When I’m saying ‘holistically’, I’m just using it as a term to bring the teams and data together, to add context to the data and give people visibility, transparency and an understanding into why it’s important to fix things or operate a certain way.
How do you structure a team best to deal with IT complexity?
Conway’s Law is important. It depends on the size of the company and the size of the stage of the company. The one constant in life is change. So you really need to teach your organization that they’re going to change consistently.
I’m at a fast-growing startup and every month we’re creating a new business unit thinking about a new way to do things. If we keep the team structured at the same while the business evolves, then how are we going to be able to make sure that we’re going to be able to keep up with the business? It has to be in our DNA that we’re going to change our structure to ensure that we can make the business successful. If we aren’t doing that, then we’re failing the business.
That’s why I mentioned Conway’s Law. Because we need to make sure that we’ve got the organization designed to be able to solve the most important problems of the business. If the business changes and our IT organization or security organization doesn’t change or adapt slightly in order to meet those needs, then chances are we’re not going to be very effective.
What do you imagine would be the biggest structural changes that you’d see over the next few years?
A recent structural change that I brought into the organization was building a team focused on integration. We use commercial products and everything has to be integrated, right? I didn’t want one-off integrations or custom-built integrations. I wanted to use an integration platform. I wanted to standardize how I do authentication, auditing and logging.
I also wanted to standardize how we deal with sensitive data. Once I’ve built that standardization, people can do their integrations or people can expose APIs in a secure way and build composable apps: applications on top of those APIs.
I’m helping solve security problems by doing it that way and helping it be more effective. So a recent change that we did was we structured how everybody who’s working on integrations — internal integrations for SAS products — to be on one team with one structured platform with one way of doing things.
You’ve said before that the CIO has to be CISO as well. What did you mean by that?

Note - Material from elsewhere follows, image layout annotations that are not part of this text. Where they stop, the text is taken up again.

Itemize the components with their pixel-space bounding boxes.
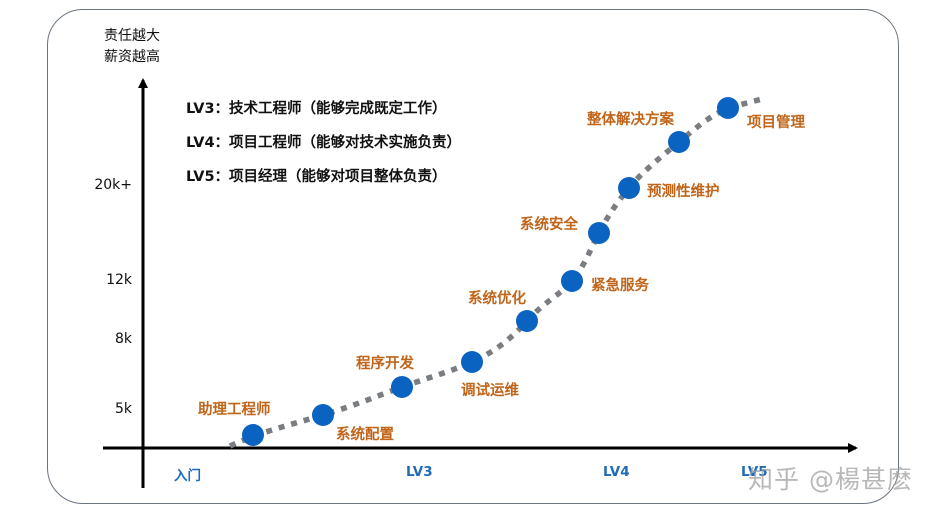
y-axis-title-line1: 责任越大: [104, 28, 160, 44]
point-label-system-optimize: 系统优化: [468, 291, 526, 307]
x-tick-lv3: LV3: [406, 464, 433, 480]
point-label-program-dev: 程序开发: [356, 356, 414, 372]
point-label-total-solution: 整体解决方案: [587, 112, 674, 128]
x-tick-lv5: LV5: [741, 464, 768, 480]
milestone-point: [561, 270, 583, 292]
milestone-point: [717, 97, 739, 119]
y-axis-title-line2: 薪资越高: [104, 49, 160, 65]
point-label-system-security: 系统安全: [520, 217, 578, 233]
legend-lv5: LV5：项目经理（能够对项目整体负责）: [186, 169, 447, 185]
points-group: [242, 97, 739, 446]
y-axis-title: 责任越大 薪资越高: [104, 26, 160, 68]
y-tick-5k: 5k: [114, 401, 132, 417]
point-label-assistant-engineer: 助理工程师: [198, 402, 271, 418]
point-label-predictive-maintenance: 预测性维护: [647, 184, 720, 200]
legend-lv4: LV4：项目工程师（能够对技术实施负责）: [186, 135, 462, 151]
milestone-point: [391, 376, 413, 398]
growth-curve: [228, 96, 763, 449]
x-tick-lv4: LV4: [603, 464, 630, 480]
milestone-point: [668, 131, 690, 153]
y-tick-8k: 8k: [114, 331, 132, 347]
milestone-point: [516, 310, 538, 332]
y-tick-20k: 20k+: [94, 177, 132, 193]
y-tick-12k: 12k: [106, 272, 132, 288]
x-tick-entry: 入门: [174, 468, 201, 484]
point-label-project-management: 项目管理: [747, 115, 805, 131]
milestone-point: [242, 424, 264, 446]
legend-lv3: LV3：技术工程师（能够完成既定工作）: [186, 101, 447, 117]
point-label-debug-ops: 调试运维: [461, 383, 519, 399]
milestone-point: [588, 222, 610, 244]
milestone-point: [461, 351, 483, 373]
level-legend: LV3：技术工程师（能够完成既定工作） LV4：项目工程师（能够对技术实施负责）…: [186, 96, 461, 198]
watermark: 知乎 @楊甚麽: [748, 465, 913, 494]
point-label-system-config: 系统配置: [336, 427, 394, 443]
point-label-emergency-service: 紧急服务: [591, 278, 649, 294]
milestone-point: [618, 177, 640, 199]
milestone-point: [312, 404, 334, 426]
diagram-frame: [47, 9, 899, 504]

If you’re a CIO you need to be focused on technology. Those could be CTOs or lots of different titles but I think it’s important to have a security-first mindset. If you’re relying on your CISO to be able to solve problems, it’s already too late. The business decisions were already made. The products and the tooling were already selected. Now the security teams are going to come on after and give you a risk analysis and tell you what the problem was.
We’re going to keep having data breaches if we don’t start changing our behaviors and changing the way we respond and solve problems. The whole idea of a CISO is almost a ‘cover-your-ass’ position as opposed to a real strategic position that’s there to help enable the business solve problems.
They have to be positioned along with the CIO as a business leader that’s helping minimize risk and solving problems early as possible in the software development lifecycle.